Un des exemples consiste en la délocalisation : transfert géographique des services administratifs au sein d'une même personne morale et au sein du même niveau adminsitratif. L'exemple le plus marquant : l'ENA transféré à Strasbourg par Edith Cresson, qui a fait l'objet d'un recours de l'association des anciens élèves devant le Conseil d'Etat, 4 juin 1993. La délocalisation doit être interprétée comme le voeu d'une politique d'aménagement du territoire.

 

 

La déconcentration

Définition du dictionnaire juridique : c'est un mode d'aménagement de l'administration caractérisé, au sein d'une même personne publique, par la remise du pouvoir ou par la délégation de celui-ci à la hiérarchie administrative et qui lui demeure assujettis. La déconcentration se traduit par une distinction entre les services centraux (essentiellement les départements ministériels) et les services déconcentrés mis en place à l'échelle départementale ou régionale.

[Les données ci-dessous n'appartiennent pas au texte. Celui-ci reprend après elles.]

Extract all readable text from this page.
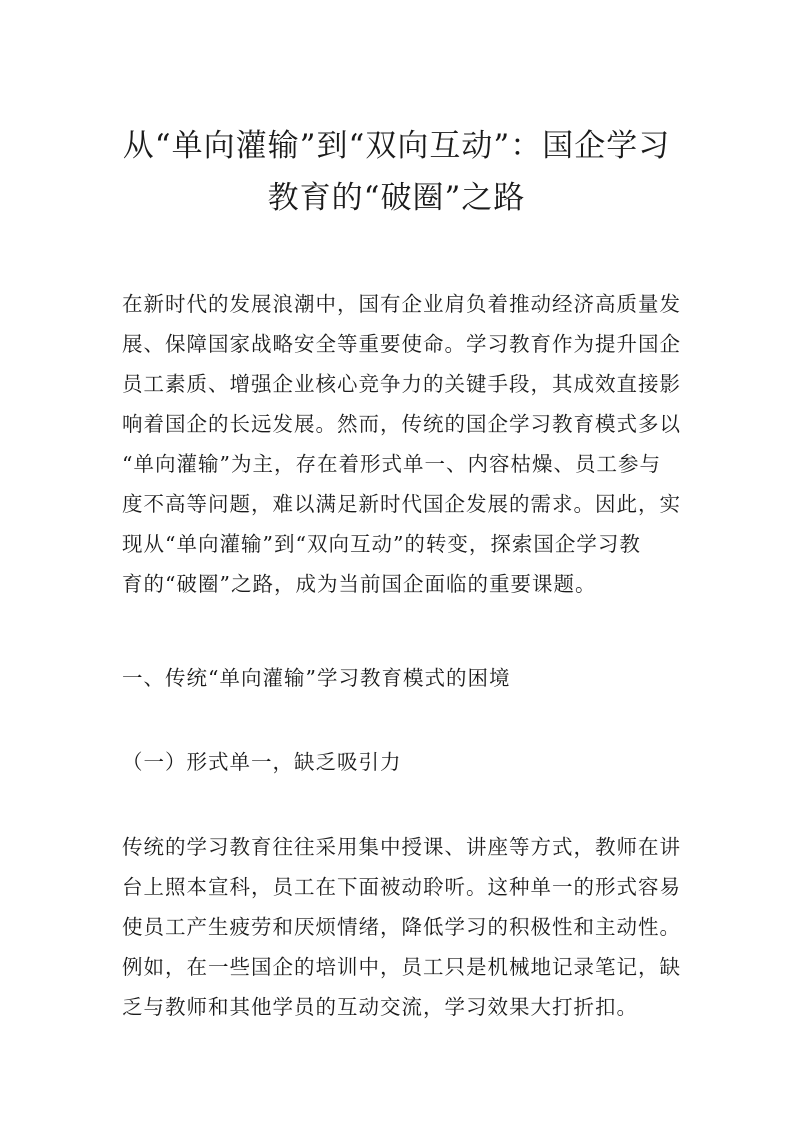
从“单向灌输”到“双向互动”：国企学习
教育的“破圈”之路

在新时代的发展浪潮中，国有企业肩负着推动经济高质量发
展、保障国家战略安全等重要使命。学习教育作为提升国企
员工素质、增强企业核心竞争力的关键手段，其成效直接影
响着国企的长远发展。然而，传统的国企学习教育模式多以
“单向灌输”为主，存在着形式单一、内容枯燥、员工参与
度不高等问题，难以满足新时代国企发展的需求。因此，实
现从“单向灌输”到“双向互动”的转变，探索国企学习教
育的“破圈”之路，成为当前国企面临的重要课题。

一、传统“单向灌输”学习教育模式的困境

（一）形式单一，缺乏吸引力

传统的学习教育往往采用集中授课、讲座等方式，教师在讲
台上照本宣科，员工在下面被动聆听。这种单一的形式容易
使员工产生疲劳和厌烦情绪，降低学习的积极性和主动性。
例如，在一些国企的培训中，员工只是机械地记录笔记，缺
乏与教师和其他学员的互动交流，学习效果大打折扣。
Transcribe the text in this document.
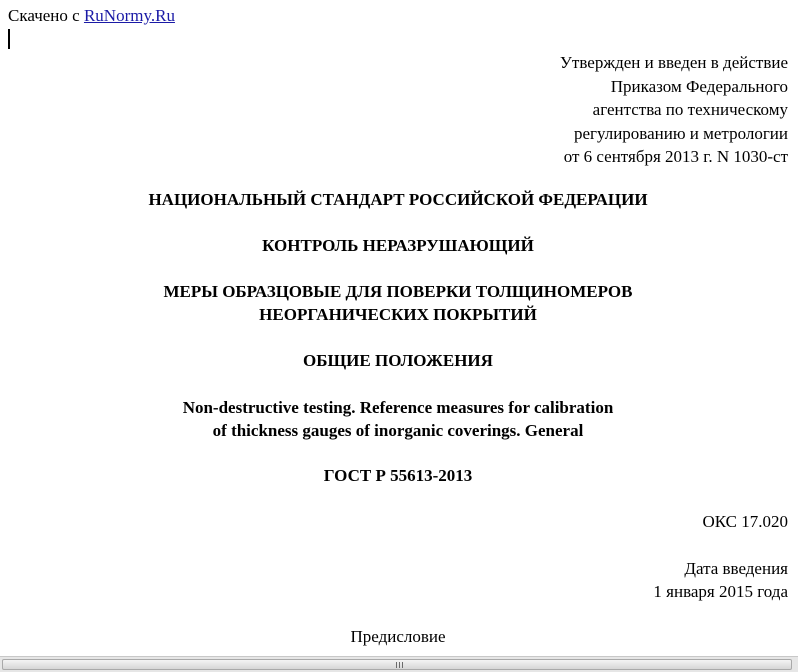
Скачено с RuNormy.Ru
Утвержден и введен в действие
Приказом Федерального
агентства по техническому
регулированию и метрологии
от 6 сентября 2013 г. N 1030-ст
НАЦИОНАЛЬНЫЙ СТАНДАРТ РОССИЙСКОЙ ФЕДЕРАЦИИ
КОНТРОЛЬ НЕРАЗРУШАЮЩИЙ
МЕРЫ ОБРАЗЦОВЫЕ ДЛЯ ПОВЕРКИ ТОЛЩИНОМЕРОВ
НЕОРГАНИЧЕСКИХ ПОКРЫТИЙ
ОБЩИЕ ПОЛОЖЕНИЯ
Non-destructive testing. Reference measures for calibration
of thickness gauges of inorganic coverings. General
ГОСТ Р 55613-2013
ОКС 17.020
Дата введения
1 января 2015 года
Предисловие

Ce qu'il faut retenir : c'est un transfert de compétence de l'Etat vers des circonscriptions administratives. Dit autrement : c'est un transfert de pouvoir de décision vers des autorités nommées par l'Etat dans des territoires administratifs localisés, il y a donc une certaine corrélation avec l'administration territoriale décentralisée. 

Très utilisée dans le cadre des Institutions napoléonnienne*, elle s'organise traditionnellement selon un modèle hiérarchique et vertical tout en assurant l'unité de la représentation et du pouvoir décisionnel sur l'ensemble du territoire. Elle consiste donc à créer un deuxième niveau d'administration (à la différence de la délocalisation). Depuis la loi ATR (Administration Territoriale de la République) du 6 février 1992, on ne parle plus de services extérieurs mais de services déconcentrés. Cette fois, le pouvoir de décision appartient à des agents implantés localement dans une circonscription administrative et restant hiérarchiquement sous la direction de l'autorité centrale. Les agents déconcentrés de l'Etat en France se trouvent à tous les échelons : Région (le préfet, la préfecture, ARS ou Agence régionale de la santé), Département (les DDASS, qui n'existent plus désormais car absorbés par les ARS, dont le sigle signifiait : direction départemental des affaires sanitaires et sociales), les communes (inspecteur des impôts), académie (le recteur), circonscription militaire ou judiciaire (le soldat ou le juge de proximité), le TPG, trésorier payeur général qui n'existe plus non plus depuis la réforme des Finances publiques et a été remplacé par le DDFIP, directeur départemental des Finances publiques. La déconcentration peut s'appliquer à une autre personne que l'Etat, par exemple une mairie et ses mairies annexes comme Paris, ou une communauté urbaine avec ses pôles de proximité. Ce transfert du pouvoir décisionnel s'accompagne d'un transfert de compétence qui n'altère en rien la sphère de compétence de l'Etat car c'est toujours lui qui est représenté par l'autorité déconcentrée.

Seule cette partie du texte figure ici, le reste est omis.